Konan mengerjapkan matanya. Kini Konan terbaring diatas rerumputan.

"Dimana ini?" pikir Konan. Tak lama, colbatnya menangkap sesuatu.

"Naruto bodoh! Aku memintamu mengambil boneka yang putih, bukan yang coklat!"

"Ma-maaf, Ino…"

TAK!

"Hiks…" anak laki-laki yang dipukuli batu oleh seorang gadis kecil itu meringis.

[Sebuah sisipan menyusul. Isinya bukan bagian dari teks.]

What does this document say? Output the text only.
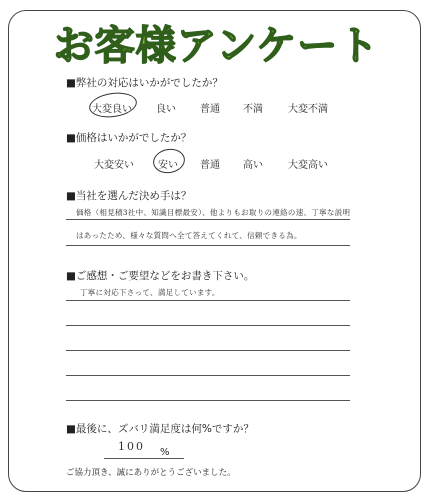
お客様アンケート
■弊社の対応はいかがでしたか？
大変良い 良い 普通 不満	大変不満
■価格はいかがでしたか？
大変安い 安い 普通 高い	大変高い
■当社を選んだ決め手は？
価格（相見積3社中、知識目標最安）、他よりもお取りの連絡の速、丁寧な説明
はあったため、様々な質問へ全て答えてくれて、信頼できる為。
■ご感想・ご要望などをお書き下さい。
丁寧に対応下さって、満足しています。
■最後に、ズバリ満足度は何%ですか？
100 %
ご協力頂き、誠にありがとうございました。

"Rasakan! Semoga pukulan di kepalamu itu bisa mengurangi kebodohanmu itu!"

"Hiks… hiks…" airmata mulai mengalir di pipi anak laki-laki tadi.

"Dasar anak aneh! Sebaiknya kau bermain dengan teman khayalanmu saja sana! Pergi sana! Adukan pada teman-teman yang kau katakan setia padamu! Anak aneh!" si gadis kecil tadi meninggalkan si anak laki-laki yang tengah bersimpuh sambil memegangi luka di kepalanya. Konan membelalakan matanya.

"Naruto!?" Konan bangkit dan mencoba mendekati Naruto. Tapi, tiba-tiba Konan sudahh berada di tempat lain.

"Naruto! Apa maksudmu, heh? Kau mendoakan kami mati?" seorang pria paruh baya bernama Namikaze Minato membentak Naruto. Wanita disampingnya, Uzumaki Kushina memandang sinis kearah Naruto.

"Tidak, tuan. Tapi aku~" kata Naruto tercekat.

"Naruto, kau tau kenapa selama ini kami masih menerimamu bekerja disini?" kini Kushina yang angkat bicara. Naruto menggeleng kecil.

"Karena kau, adalah anak dari saudaraku." Kata Minato.

"Tu-tuan… tuan…" Naruto menatap mata Minato.

"Kau tau kenapa kami mengasingkanmu? KARENA KAU MEMBUAT KAMI MALU, NARUTO!" kata Kushina dengan nada tinggi.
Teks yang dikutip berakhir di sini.